Segundo O Globo, o histórico de Guimarães é antigo, remonta a 2004. Tentou beijar uma funcionária na frente de várias pessoas durante uma festa de fim de ano do Santander, mas foi demitido pelo baixo desempenho profissional. Passou por outras instituições e chegou ao governo guindado por Paulo Guedes sem que seu comportamento tenha sido percebido. Ou, possibilidade ainda pior, talvez com o perfil de abusador tolerado. Uma trajetória facilmente detectável se a barra estivesse mais alta, como ocorre com outra frequência no exterior civilizado, seja no mundo corporativo seja no serviço público.
Lá e aqui a imprensa é apenas o último filtro.
Gangorra
Entre todas as baterias da grande mídia voltadas contra o governo Bolsonaro e suas inúmeras mazelas, a revelação sobre os assédios de Pedro Guimarães coube à coluna de Rodrigo Rangel, do Metrópoles. O site brasiliense, de propriedade do senador cassado e condenado Luiz Estevão, já é um dos mais lidos do país com menos de sete anos de estrada.
O portal tem um funcionamento curioso, transitando com desenvoltura tanto nos meandros políticos da capital federal como no universo mundano de celebridades e cliques. Isso explica saltar do mau jornalismo ao furo em poucos dias da semana passada: o site, tal como um tabloide britânico, invadiu a privacidade da atriz Klara Castanho (em texto despublicado logo depois com pedidos de desculpas do autor e da diretora-executiva), episódio de imensa repercussão negativa, para, 48 horas mais tarde, pôr no ar a paulada em Guimarães.
Duas reportagens tão díspares em torno de mulheres saindo da mesma Redação. Roteiro de filme B foge mesmo à lógica.
Drive to survive
Thiago Amparo comentou em sua coluna a manchete da Folha sobre a primeira queda na taxa de letalidade da polícia em oito anos, uma das conclusões do anuário do Fórum Brasileiro de Segurança Pública. A matança caiu 4%. Como números provam qualquer coisa, Eduardo Bolsonaro declarou que a explicação estava na maior quantidade de pessoas armadas, reforçando a falácia bolsonarista de faroeste importada dos EUA.
A violência caiu, na verdade, apenas na "Suécia" que existe dentro do país, segundo a descrição de Amparo (confesso que sou do tempo da Bélgica, a parte rica da Belíndia de Edmar Bacha). Entre os brancos, a queda da taxa foi de 31%. No "lado sírio", outra descrição sua, a letalidade da polícia contra os negros aumentou 5,8%. O que é mais notícia, a letalidade policial cair no geral ou aumentar contra a população negra? A perspectiva é importante neste país de racistas.

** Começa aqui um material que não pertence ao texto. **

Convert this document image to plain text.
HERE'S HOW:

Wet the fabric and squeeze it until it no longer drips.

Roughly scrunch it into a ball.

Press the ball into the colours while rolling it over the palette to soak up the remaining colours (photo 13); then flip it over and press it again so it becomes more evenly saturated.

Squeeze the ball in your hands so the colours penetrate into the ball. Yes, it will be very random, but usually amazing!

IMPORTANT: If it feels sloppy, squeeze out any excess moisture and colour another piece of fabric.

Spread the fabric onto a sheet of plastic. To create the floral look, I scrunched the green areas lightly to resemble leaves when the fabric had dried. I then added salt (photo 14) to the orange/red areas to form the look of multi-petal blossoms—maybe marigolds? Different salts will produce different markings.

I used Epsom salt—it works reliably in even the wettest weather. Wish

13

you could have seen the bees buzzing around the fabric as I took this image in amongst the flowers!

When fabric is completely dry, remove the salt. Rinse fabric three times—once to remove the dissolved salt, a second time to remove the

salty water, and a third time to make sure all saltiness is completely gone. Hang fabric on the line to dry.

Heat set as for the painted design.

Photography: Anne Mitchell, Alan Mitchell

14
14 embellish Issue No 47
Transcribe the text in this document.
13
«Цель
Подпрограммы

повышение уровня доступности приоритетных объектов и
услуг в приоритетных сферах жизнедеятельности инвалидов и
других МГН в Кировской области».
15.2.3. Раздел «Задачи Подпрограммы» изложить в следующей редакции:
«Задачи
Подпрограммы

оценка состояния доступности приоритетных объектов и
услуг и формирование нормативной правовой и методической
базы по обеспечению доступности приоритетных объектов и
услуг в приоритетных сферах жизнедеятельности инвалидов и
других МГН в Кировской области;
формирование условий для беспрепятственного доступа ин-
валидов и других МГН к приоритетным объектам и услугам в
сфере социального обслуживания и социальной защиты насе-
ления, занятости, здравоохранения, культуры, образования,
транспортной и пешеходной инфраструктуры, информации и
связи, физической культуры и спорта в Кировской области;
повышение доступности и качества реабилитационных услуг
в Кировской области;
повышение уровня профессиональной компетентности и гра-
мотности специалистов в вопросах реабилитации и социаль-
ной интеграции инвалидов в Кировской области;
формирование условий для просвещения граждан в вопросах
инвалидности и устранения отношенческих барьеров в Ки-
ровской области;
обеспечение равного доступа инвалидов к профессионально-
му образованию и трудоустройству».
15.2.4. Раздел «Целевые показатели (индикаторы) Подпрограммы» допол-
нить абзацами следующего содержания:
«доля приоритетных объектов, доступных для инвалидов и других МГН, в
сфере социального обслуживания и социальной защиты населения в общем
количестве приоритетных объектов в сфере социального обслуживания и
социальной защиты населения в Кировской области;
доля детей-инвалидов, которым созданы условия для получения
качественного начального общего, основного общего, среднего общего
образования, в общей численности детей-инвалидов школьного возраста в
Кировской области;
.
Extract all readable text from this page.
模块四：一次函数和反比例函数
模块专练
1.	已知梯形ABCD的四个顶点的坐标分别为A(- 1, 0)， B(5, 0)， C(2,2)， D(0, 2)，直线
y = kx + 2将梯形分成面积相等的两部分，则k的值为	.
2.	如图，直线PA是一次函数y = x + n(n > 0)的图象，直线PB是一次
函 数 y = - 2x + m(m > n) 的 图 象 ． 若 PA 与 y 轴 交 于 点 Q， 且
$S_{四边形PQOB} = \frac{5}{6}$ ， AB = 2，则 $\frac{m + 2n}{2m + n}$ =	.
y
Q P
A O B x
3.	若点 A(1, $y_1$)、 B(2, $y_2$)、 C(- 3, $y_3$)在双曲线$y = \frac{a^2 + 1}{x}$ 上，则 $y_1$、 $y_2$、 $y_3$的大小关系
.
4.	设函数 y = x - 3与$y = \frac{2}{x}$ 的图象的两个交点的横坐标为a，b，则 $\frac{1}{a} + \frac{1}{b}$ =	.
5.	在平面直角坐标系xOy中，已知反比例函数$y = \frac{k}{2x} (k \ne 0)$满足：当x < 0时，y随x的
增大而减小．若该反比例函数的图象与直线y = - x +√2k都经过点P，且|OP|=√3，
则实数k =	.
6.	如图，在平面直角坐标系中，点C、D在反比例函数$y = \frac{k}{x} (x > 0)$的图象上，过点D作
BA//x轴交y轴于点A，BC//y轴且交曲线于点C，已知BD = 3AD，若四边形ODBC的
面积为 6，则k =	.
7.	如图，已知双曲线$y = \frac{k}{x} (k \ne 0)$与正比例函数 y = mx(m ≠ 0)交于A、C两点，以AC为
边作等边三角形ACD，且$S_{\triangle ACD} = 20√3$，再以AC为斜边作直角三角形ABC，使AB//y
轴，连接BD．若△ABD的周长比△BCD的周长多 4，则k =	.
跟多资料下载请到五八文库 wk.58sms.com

Talvez alguém tenha lido este último parágrafo e reclamado íntima ou abertamente que a vida está cada vez mais chata diante de tantas ponderações. Aí é recomendável a leitura de outra coluna da semana, a de Djamila Ribeiro, sobre o tricampeão Nelson Piquet ter chamado o heptacampeão Sir Lewis Hamilton de "neguinho", em uma entrevista do ano passado resgatada de alguma caverna pelas redes sociais.
Não há equivalência possível entre chatice e violência. O Brasil é um filme ruim.